R

Type module avail r to see the currently available versions of R.

The current version will always also exist as r/recommended - this is a module bundle and loading it will also load its many dependencies.

module show r/recommended shows you exactly which versions loading this module will give you.

R can be run on a single core or multithreaded using many cores (some commands can run threaded automatically, otherwise you may wish to look at R's parallel package).

doMPI, Rmpi and snow allow multi-node parallel jobs using MPI to be run.
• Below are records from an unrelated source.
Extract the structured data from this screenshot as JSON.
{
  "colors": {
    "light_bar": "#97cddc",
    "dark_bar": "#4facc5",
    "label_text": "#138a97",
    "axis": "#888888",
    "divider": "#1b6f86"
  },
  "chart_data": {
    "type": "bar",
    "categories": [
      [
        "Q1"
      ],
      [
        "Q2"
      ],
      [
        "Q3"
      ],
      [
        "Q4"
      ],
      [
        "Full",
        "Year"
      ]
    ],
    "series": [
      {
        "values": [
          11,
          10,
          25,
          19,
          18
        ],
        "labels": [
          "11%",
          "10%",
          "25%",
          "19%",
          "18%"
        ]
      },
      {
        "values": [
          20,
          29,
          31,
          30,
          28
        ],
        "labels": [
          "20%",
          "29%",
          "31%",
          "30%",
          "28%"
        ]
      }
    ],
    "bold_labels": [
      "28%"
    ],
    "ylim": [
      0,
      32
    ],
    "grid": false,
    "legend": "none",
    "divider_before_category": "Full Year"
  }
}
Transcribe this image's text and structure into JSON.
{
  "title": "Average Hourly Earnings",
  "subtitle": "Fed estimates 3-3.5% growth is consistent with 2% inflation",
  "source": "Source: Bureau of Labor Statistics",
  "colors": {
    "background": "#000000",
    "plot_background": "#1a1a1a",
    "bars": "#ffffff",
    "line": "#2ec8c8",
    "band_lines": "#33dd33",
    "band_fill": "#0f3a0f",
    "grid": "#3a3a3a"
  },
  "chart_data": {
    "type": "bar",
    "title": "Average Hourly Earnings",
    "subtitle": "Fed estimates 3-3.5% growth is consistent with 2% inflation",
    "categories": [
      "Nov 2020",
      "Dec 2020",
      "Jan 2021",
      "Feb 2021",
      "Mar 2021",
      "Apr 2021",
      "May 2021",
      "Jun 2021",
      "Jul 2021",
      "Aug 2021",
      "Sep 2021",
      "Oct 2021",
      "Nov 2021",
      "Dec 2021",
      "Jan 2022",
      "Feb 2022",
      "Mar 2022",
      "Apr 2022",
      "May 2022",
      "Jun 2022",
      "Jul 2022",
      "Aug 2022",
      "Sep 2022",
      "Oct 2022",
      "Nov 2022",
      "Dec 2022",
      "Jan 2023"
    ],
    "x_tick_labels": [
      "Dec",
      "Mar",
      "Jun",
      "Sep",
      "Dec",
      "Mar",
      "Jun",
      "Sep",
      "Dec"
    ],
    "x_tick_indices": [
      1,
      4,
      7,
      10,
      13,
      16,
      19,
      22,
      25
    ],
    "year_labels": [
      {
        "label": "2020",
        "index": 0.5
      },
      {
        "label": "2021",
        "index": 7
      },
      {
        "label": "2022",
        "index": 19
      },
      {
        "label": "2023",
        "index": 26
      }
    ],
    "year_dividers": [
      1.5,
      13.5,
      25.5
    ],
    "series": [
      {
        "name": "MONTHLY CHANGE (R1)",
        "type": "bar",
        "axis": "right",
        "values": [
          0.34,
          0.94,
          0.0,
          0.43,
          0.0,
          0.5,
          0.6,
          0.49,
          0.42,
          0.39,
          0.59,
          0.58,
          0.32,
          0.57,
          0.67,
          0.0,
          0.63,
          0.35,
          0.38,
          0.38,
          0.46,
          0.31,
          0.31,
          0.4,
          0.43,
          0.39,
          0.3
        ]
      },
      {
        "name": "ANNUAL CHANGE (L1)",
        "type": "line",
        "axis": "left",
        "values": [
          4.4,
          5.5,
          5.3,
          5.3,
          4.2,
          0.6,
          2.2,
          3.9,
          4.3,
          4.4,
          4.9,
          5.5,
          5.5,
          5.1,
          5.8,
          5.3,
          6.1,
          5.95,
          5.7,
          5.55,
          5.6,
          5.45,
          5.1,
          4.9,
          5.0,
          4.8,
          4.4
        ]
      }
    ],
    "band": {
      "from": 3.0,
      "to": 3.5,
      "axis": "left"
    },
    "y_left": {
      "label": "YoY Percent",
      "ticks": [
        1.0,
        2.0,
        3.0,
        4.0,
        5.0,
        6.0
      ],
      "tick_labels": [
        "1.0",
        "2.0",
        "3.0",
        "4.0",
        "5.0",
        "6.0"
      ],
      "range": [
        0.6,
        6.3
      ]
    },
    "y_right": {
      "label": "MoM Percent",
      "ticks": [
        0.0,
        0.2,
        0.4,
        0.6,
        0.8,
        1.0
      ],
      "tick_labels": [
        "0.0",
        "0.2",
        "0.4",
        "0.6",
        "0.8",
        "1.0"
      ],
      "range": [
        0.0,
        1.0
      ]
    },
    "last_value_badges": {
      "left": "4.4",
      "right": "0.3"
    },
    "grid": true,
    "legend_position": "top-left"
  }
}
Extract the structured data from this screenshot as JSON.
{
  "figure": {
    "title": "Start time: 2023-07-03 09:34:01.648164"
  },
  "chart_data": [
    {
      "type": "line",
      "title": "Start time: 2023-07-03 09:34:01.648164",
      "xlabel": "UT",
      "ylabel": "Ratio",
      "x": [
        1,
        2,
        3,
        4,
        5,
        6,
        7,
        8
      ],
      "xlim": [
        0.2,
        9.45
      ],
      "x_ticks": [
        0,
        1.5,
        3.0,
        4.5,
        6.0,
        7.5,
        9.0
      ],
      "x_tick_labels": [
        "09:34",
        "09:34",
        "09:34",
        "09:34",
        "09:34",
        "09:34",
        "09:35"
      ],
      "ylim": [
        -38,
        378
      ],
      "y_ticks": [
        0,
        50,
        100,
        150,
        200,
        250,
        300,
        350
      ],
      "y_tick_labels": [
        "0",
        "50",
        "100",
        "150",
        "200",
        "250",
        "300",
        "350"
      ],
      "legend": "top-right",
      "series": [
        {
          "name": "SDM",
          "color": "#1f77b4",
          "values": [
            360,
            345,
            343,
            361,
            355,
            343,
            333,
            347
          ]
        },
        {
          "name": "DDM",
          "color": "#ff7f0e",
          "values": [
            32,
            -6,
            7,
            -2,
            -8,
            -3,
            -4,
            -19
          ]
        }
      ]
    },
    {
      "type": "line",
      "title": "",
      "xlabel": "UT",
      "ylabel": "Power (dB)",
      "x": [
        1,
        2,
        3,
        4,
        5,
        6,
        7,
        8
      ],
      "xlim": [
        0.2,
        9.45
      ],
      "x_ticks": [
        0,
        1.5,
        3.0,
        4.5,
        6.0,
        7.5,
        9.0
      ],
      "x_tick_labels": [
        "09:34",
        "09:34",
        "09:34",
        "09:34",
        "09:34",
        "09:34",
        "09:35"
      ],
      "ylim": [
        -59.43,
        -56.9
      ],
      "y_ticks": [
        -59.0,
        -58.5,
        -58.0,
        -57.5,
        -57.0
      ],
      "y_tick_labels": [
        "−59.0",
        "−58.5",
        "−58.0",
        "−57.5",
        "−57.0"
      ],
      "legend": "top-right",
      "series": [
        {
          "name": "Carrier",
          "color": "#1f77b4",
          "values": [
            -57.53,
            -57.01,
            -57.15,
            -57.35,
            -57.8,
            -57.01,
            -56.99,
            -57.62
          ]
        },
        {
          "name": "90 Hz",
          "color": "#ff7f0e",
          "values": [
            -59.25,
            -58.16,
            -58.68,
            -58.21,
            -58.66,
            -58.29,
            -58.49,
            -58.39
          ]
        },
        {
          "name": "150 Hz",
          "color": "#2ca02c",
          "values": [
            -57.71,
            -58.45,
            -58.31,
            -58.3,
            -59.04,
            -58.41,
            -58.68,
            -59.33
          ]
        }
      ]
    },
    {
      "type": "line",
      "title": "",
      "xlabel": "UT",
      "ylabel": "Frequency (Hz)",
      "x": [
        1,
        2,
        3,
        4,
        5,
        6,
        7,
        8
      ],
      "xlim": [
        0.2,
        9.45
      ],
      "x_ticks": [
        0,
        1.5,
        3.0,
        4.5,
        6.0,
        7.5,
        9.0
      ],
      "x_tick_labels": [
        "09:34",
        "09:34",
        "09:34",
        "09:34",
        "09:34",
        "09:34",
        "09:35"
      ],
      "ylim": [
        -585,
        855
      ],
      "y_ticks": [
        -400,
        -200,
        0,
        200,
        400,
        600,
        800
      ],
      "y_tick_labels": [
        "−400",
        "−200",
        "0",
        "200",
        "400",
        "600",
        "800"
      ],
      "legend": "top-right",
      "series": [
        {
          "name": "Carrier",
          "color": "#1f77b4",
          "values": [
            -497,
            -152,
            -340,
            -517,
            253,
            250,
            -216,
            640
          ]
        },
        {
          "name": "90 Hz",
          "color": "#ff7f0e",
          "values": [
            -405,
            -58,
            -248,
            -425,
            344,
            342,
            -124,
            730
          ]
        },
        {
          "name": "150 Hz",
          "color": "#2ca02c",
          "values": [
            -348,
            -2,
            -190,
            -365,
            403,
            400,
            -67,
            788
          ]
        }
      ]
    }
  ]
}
List of additional R packages shows you what packages are installed and available for the current R version.

Setup§

Before you can use R interactively, you need to load the R module using:

module -f unload compilers mpi gcc-libs
module load r/recommended

Example serial jobscript§

This script runs R using only one core.

#!/bin/bash -l

# Example jobscript to run a single core R job

# Request ten minutes of wallclock time (format hours:minutes:seconds).
# Change this to suit your requirements.
#$ -l h_rt=0:10:0

# Request 1 gigabyte of RAM. Change this to suit your requirements.
#$ -l mem=1G

# Set the name of the job. You can change this if you wish.
#$ -N R_job_1

# Set the working directory to somewhere in your scratch space.  This is
# necessary because the compute nodes cannot write to your $HOME
# NOTE: this directory must exist.
# Replace "<your_UCL_id>" with your UCL user ID
#$ -wd /home/<your_UCL_id>/Scratch/R_output

# Your work must be done in $TMPDIR (serial jobs particularly) 
cd $TMPDIR

# Load the R module and run your R program
module -f unload compilers mpi gcc-libs
module load r/recommended

R --no-save < /home/username/Scratch/myR_job.R > myR_job.out

# Preferably, tar-up (archive) all output files to transfer them back 
# to your space. This will include the R_output file above.
tar zcvf $HOME/Scratch/R_output/files_from_job_$JOB_ID.tgz $TMPDIR

# Make sure you have given enough time for the copy to complete!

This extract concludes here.